In the last two years, Street Theory has been at the center of major art installations including the Underground Mural Project at Ink Block, which transformed more than 100,000 square feet of grey walls and empty space under Route 93 into a unique urban park.
Karin Goodfellow, the director of the Boston Art Commission, worked closely with Victor and Liza on both the Dorchester murals and the Underground Mural Project. “Working with Street Theory has been an incredible opportunity for the Boston Art Commission. In many ways, their work fulfills the city’s goals put forth in Boston Creates,” she wrote in a statement. “Deeply committed to elevating and diversifying public art in Boston, they’ve stepped in to play a transformative curatorial role.”
“Love Thyself” also marks a new effort to bring meaningful art to under- served areas in Boston. Grove Hall Main Streets Executive Director Ed Gaskin said the murals, which were announced last November, are the most recent example of a much-needed influx in public art dollars. Grove Hall worked with the Department of Neighborhood Development and the Boston Art Commission to secure funding and placement for the new art.
“The mural actually should have been up a while ago, but it was found to be a bit controversial at the first site,” Gaskin said of the Afrocentric artwork. “We just couldn’t find a place to put it.” According to Gaskin, two commercial property owners passed on the idea, one calling the image “too powerful.”
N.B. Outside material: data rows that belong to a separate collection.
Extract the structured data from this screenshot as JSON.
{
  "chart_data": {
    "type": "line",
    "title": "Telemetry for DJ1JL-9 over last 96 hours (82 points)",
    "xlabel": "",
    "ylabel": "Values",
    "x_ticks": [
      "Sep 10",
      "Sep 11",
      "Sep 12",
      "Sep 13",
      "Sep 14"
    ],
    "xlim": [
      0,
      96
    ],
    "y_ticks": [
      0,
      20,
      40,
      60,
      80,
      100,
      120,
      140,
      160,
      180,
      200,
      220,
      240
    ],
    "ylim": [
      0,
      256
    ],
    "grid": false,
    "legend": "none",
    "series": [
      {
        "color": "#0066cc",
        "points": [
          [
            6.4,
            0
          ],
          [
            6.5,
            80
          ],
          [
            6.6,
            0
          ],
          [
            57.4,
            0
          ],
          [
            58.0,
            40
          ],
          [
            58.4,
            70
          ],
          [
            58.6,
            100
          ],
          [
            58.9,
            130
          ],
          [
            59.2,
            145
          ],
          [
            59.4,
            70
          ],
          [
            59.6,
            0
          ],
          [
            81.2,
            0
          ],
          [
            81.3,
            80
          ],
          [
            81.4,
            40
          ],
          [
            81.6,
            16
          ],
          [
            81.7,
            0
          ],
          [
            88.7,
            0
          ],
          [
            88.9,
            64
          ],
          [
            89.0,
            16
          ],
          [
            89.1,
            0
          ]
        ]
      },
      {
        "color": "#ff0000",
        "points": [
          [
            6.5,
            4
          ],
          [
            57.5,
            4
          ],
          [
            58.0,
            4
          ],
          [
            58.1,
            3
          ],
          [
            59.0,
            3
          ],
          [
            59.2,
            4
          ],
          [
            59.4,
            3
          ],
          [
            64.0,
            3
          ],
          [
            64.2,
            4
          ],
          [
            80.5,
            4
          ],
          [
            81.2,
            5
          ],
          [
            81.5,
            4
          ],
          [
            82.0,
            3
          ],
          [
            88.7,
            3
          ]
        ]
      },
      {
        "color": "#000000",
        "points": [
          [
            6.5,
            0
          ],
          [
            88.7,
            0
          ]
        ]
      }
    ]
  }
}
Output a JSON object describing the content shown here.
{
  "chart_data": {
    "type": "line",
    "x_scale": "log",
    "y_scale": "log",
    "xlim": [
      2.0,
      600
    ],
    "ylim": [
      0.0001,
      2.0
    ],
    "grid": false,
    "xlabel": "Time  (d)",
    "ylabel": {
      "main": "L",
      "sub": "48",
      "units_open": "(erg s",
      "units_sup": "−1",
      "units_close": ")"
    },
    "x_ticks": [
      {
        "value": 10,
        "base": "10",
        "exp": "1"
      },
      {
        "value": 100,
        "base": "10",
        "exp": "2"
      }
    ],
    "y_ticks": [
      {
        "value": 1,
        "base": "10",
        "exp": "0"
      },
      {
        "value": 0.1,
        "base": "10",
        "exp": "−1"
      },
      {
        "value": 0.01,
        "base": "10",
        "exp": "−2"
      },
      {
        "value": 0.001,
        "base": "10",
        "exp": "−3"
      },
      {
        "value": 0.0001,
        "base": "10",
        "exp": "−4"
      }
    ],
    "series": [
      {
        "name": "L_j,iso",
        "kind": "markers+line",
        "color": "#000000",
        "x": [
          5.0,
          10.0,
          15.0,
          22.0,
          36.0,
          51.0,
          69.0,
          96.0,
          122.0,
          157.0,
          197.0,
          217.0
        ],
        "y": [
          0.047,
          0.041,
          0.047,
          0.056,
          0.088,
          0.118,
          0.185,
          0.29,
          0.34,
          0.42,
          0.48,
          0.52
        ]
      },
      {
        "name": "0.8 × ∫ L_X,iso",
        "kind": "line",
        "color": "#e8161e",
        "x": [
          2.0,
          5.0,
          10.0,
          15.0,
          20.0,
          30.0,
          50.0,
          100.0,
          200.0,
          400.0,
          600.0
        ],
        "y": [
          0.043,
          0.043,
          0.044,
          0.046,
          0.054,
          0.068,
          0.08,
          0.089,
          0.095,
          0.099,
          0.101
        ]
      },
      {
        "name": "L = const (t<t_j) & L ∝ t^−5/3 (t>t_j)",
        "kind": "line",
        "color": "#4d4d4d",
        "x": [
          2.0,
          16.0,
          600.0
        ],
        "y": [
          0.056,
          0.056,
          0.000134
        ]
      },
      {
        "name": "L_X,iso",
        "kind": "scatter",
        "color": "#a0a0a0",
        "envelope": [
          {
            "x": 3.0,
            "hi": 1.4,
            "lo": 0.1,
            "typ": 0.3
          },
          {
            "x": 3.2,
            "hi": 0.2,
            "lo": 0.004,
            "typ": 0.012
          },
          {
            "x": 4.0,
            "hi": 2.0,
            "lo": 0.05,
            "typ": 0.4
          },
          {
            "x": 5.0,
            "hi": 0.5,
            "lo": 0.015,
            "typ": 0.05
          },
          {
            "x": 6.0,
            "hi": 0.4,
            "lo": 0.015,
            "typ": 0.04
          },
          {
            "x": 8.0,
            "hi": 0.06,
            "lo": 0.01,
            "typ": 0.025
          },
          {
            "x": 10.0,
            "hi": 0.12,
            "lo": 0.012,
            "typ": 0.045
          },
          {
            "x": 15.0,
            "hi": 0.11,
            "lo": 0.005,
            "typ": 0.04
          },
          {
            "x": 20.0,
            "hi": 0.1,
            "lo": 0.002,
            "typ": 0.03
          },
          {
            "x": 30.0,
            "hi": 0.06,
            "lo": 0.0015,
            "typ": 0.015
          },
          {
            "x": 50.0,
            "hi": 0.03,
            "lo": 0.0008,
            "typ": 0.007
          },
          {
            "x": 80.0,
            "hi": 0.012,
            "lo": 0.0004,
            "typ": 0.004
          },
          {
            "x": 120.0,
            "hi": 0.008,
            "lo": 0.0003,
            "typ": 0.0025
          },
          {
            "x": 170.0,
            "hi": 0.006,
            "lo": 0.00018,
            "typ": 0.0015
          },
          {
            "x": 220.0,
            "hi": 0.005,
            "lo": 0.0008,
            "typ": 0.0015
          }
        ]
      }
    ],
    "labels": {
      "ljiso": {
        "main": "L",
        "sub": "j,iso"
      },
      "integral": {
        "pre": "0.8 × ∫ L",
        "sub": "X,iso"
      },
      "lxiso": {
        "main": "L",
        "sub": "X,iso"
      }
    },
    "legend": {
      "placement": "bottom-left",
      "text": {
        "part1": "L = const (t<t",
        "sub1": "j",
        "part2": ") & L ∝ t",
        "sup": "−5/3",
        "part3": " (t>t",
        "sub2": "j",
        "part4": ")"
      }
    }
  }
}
“For me it’s frustrating because this would never happen in a place like New York or Chicago,” he said. “There’s a long history of Chicano art in those places and people have been exposed to diversity of culture, but a place like Boston, there hasn’t been enough of that, especially on a massive scale,” said Quiñonez.
On a recent sunny day, Corneilus “Chef Biggie” Lawson took a quick break outside of the Commonwealth Kitchen on Quincy Street where he helps run the Jamaica Mi Hungry food truck. Lawson knows the area well, having grown up in Dorchester and Roxbury. He watched Quiñonez paint the mural in May.
Lawson said he’s grateful for the art peppering the neighborhood where his son goes to school. He’s also hungry for more. When I explained the delays in finishing “Love Thyself,” he was confused. “Too powerful? What were they scared of?” he asked. “My wife was the first one to comment on it, and she just thought it was amazing. It’s just a strong, black lady just being beautiful. It makes me happy.”
Quiñonez said his own identity informs his aesthetic. “I’m trying to fight the fear that certain people are trying to instill, that all immigrants are criminals or if you’re from Mexico you’re a thief or rapist,” he said. “It’s the oldest trick in the book, demonize the others so you can divide and conquer. When I paint, it’s to empower and inspire.”
Dana Forsythe is a reporter who works for WBUR 90.9 FM, Boston’s NPR News Station. The Reporter and WBUR have a partnership in which the news organizations share resources to collaborate on stories. This story first appeared online and on the radio for WBUR’s The Artery on July 10.